Likoma Island, northern Malawi
It was also an amazing exercise in the absurdity of global capitalist economics. Hawaii is an American state in the middle of the Pacific Ocean whose main employer is the US military, and second main revenue stream is tourism. Malawi, bordered by Mozambique, Tanzania and Zambia, is one of the poorest countries in the world. Its main exports are tea coffee and tobacco, pretty much everything else is imported, with massive duties.
Hawaii is very expensive. According to my Whisky Index a regular bottle will cost about R300, which is about half the monthly wage of the average Malawian tea estate worker. But Malawi is also very expensive. A bottle of ordinary whisky imported from SA will set you back about R500 which is almost the entire wage of the average Malawian tea worker. A night in a luxury lodge on Likoma Island in Malawi will cost more than a night in an average Waikiki beachfront shag palace in Hawaii.

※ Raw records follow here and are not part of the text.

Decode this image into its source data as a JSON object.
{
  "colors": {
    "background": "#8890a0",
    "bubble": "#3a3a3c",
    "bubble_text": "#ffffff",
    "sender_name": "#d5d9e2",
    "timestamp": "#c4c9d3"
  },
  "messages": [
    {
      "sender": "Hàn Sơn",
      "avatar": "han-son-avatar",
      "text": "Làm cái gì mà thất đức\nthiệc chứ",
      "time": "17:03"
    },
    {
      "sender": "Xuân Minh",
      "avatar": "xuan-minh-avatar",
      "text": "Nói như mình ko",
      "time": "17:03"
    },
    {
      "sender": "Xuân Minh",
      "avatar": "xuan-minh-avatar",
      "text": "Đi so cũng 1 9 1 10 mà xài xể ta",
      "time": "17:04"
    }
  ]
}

The obvious place for a beer in Malawi
Hawaii is sophisticated, culturally diverse and pretty much everything works. There are sporty people with six-pack stomachs, Kens and Barbies in surf gear, the wealthy and the tanned with yachts, loads of young grungy travellers. There’s a strong military culture (don’t mention Pearl Harbour ha ha), a fantastically outlandish nightlife and apart from the disaffected local Hawaiian meth-heads who live on the edges of beaches, everything’s pretty much tickety boo. There’s even toilet paper provided in the local campsites.  I found this detail astonishingly reassuring.
Malawi has the gentlest people out, is donor driven with loads of Aid workers from the First World, is dirt poor and pretty much nothing works. The cities are proverbial Africa-style chaos with some high-walled guarded wealthy suburbs and the rest an endless sprawls of taxis, markets, shacks, spaza shops, dilapidated squalor, ill-treated donkeys and an astonishment of hair salons and churches. And of course the government and the Chinese are spending trillions – there are a lot of noughts in the currency – on a conference centre and stadium that could probably send all the Malawian tea estate workers and their families on a trip to Hawaii, with whisky.